Tubeless-Ready Tires
The sealant`s job is to plug holes, but it won`t seal a non-tubeless tire. More important: non-tubeless tires don`t have the specially shaped bead to lock to the rim. We`ll steer clear of recommendations here. Tires are personal and, for gravel and mountain-bike riding especially, the best choices are highly geography- and conditions-specific. Ask around for what others in your area use and trust.

Tools
You`ll need a floor pump, sturdy plastic tire levers, a valve-core remover (a very small and inexpensive wrench), a clean rag, a small paintbrush, some rubbing alcohol, and an old cup for soapy water.

Optional: Sealant-Injector System
These are big syringe-like devices that install the sealant directly through the valve stem. They`re fairly affordable ($10 to $30) and long-lasting. They`re also easy to use and much less likely to spill than the simple plastic measuring cup that comes with most bottles of sealant. Some have a needlelike attachment that can also be used to pull sealant back out of tires-useful if you`re swapping tires or want to store a bike for winter without letting the sealant congeal.
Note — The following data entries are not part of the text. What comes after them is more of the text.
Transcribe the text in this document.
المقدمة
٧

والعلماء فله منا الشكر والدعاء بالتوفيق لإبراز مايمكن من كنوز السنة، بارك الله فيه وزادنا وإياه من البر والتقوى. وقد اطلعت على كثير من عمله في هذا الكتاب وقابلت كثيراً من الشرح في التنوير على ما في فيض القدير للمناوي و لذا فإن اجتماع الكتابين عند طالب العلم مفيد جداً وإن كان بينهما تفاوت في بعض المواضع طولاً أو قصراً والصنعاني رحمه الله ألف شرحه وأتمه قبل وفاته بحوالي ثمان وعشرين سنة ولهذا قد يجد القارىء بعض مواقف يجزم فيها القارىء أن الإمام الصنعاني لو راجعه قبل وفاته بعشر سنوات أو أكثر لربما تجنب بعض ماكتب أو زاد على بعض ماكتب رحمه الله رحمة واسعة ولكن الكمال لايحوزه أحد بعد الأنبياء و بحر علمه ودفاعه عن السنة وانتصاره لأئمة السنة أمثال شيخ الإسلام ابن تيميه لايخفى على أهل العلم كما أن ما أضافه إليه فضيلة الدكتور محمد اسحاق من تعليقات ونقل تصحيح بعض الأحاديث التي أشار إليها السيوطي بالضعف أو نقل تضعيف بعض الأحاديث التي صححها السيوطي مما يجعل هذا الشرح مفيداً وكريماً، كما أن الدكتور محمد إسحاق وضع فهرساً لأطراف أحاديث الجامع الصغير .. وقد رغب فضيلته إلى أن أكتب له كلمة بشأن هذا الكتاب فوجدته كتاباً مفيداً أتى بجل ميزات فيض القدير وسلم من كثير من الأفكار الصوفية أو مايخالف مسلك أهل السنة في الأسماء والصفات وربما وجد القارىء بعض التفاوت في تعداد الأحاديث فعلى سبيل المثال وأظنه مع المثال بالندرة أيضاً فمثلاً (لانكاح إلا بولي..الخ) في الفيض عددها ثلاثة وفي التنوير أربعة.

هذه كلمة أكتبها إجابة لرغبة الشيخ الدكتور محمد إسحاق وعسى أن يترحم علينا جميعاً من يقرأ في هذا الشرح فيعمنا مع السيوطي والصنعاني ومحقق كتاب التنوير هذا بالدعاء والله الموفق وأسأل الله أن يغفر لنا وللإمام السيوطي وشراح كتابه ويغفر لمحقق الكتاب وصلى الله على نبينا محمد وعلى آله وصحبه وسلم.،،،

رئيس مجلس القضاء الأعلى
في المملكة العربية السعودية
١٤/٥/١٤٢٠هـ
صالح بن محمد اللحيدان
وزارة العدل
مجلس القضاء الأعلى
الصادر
Stan`s makes a basic system, but I prefer the KOM or Mil-Kit versions (note: Mil-Kit`s system is more expensive but comes with universal valve stems).

Optional: Tubeless Inflation System
These are basically reusable air chambers that you pressurize with a floor pump, then place over the valve stem and use to inflate the tire quickly. They`re helpful because seating tubeless tire beads to the rim often requires a high volume of air delivered fast, and floor pumps can struggle to do that. Brands include Airshot, Mil-Kit, and Specialized. But these items are designed for one task only, which may not justify the price ($50 to $100) if you use them rarely. If you`re only installing tubeless tires on rare occasions, you can also use a conventional CO2 inflator system to seat beads. Many people use standard air compressors of the sort you need for home-improvement projects.